Get your copy of the Illuminati comic. Illuminaticomic.com you know you want it. Get early bird access to massive discounts and exclusive gifts Dropping worldwide. Learn the secrets of the Illuminati. Access the secrets. Join the Illuminati Yacht Club. Get the Donut VHS box and join the street team. Click the link below. Limited time only. Access the secrets. Oh, what up? It’s Donut. The Illuminati comic dropped worldwide. Get your Illuminati comic today about the Bavarian Illuminati exposing the infamous secret society. It’s a chit track Illuminati comic. Make sure to go back this project, we were fully funded in three minutes.

Learn about the full history of the Bavarian Illuminati. Adam Weishaupt, Alumbrados, Jesuits, Rosicrucians, Freemasons and more. We got early bird access today only. If you subscribe today you get a massive discount anywhere in the world. The digital deluxe tier. Get the digital copy plus an add on private video presentation. Get the black and white chit track Illuminati comic. Or get it in color. I. I mean I would get it in color because this is banging. Learn all the secrets and the Donut VHS box. Get the early bird special. This ends today. These sell out so quickly.

Very, very popular and it’s the first time ever we’re doing them worldwide with the Illuminati comic. Massive discounts today only. Click that link below. The Illuminati street team. Become part of the street team. Get a bunch of these comics and slang them. You can make a bunch of money. You can make your money back and profit. If you got a store, you can sell them out of your store. Just hand them out, leave them at the library. Join the Illuminati street team. Or if you a big baller like that and you want to be part of the Illuminati Yacht Club.

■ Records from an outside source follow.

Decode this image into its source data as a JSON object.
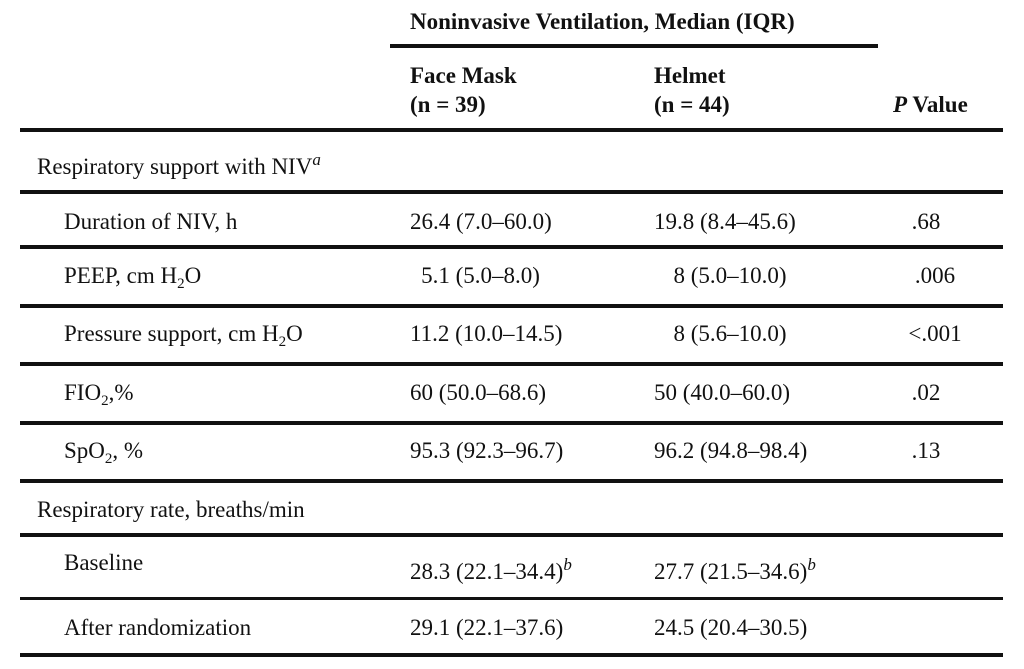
{
  "header": {
    "group_title": "Noninvasive Ventilation, Median (IQR)",
    "face_mask": {
      "name": "Face Mask",
      "n": "(n = 39)"
    },
    "helmet": {
      "name": "Helmet",
      "n": "(n = 44)"
    },
    "p_label_letter": "P",
    "p_label_rest": "Value"
  },
  "sections": {
    "support": {
      "label": "Respiratory support with NIV",
      "footnote": "a",
      "rows": {
        "duration": {
          "label": "Duration of NIV, h",
          "face": "26.4 (7.0–60.0)",
          "helmet": "19.8 (8.4–45.6)",
          "p": ".68"
        },
        "peep": {
          "label_pre": "PEEP, cm H",
          "label_sub": "2",
          "label_post": "O",
          "face": "5.1 (5.0–8.0)",
          "helmet": "8 (5.0–10.0)",
          "p": ".006"
        },
        "pressure": {
          "label_pre": "Pressure support, cm H",
          "label_sub": "2",
          "label_post": "O",
          "face": "11.2 (10.0–14.5)",
          "helmet": "8 (5.6–10.0)",
          "p": "<.001"
        },
        "fio2": {
          "label_pre": "FIO",
          "label_sub": "2",
          "label_post": ",%",
          "face": "60 (50.0–68.6)",
          "helmet": "50 (40.0–60.0)",
          "p": ".02"
        },
        "spo2": {
          "label_pre": "SpO",
          "label_sub": "2",
          "label_post": ", %",
          "face": "95.3 (92.3–96.7)",
          "helmet": "96.2 (94.8–98.4)",
          "p": ".13"
        }
      }
    },
    "rate": {
      "label": "Respiratory rate, breaths/min",
      "rows": {
        "baseline": {
          "label": "Baseline",
          "face": "28.3 (22.1–34.4)",
          "face_note": "b",
          "helmet": "27.7 (21.5–34.6)",
          "helmet_note": "b"
        },
        "after": {
          "label": "After randomization",
          "face": "29.1 (22.1–37.6)",
          "helmet": "24.5 (20.4–30.5)"
        }
      }
    }
  }
}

That’s for the big ballers right there who want to join the Illuminati Yacht Club. I mean that’s that official like a referee whistle pledge right there. So click that link below. This is the Illuminati comic. Sign up right now. Reserve your spot. Much love and God bless you. That’s right, it’s the Illuminati comic from Donut and Paranoid American. Get yours now@illuminati comic.com.
[tr:tra].

  • Unnamed -

    The underboss of the Truth Mafia, known as the "Donut Factory," possesses unparalleled expertise in decoding symbols and occult language. For years, he has fearlessly unveiled the secrets of secretive societies, captivating audiences with his unique revelations.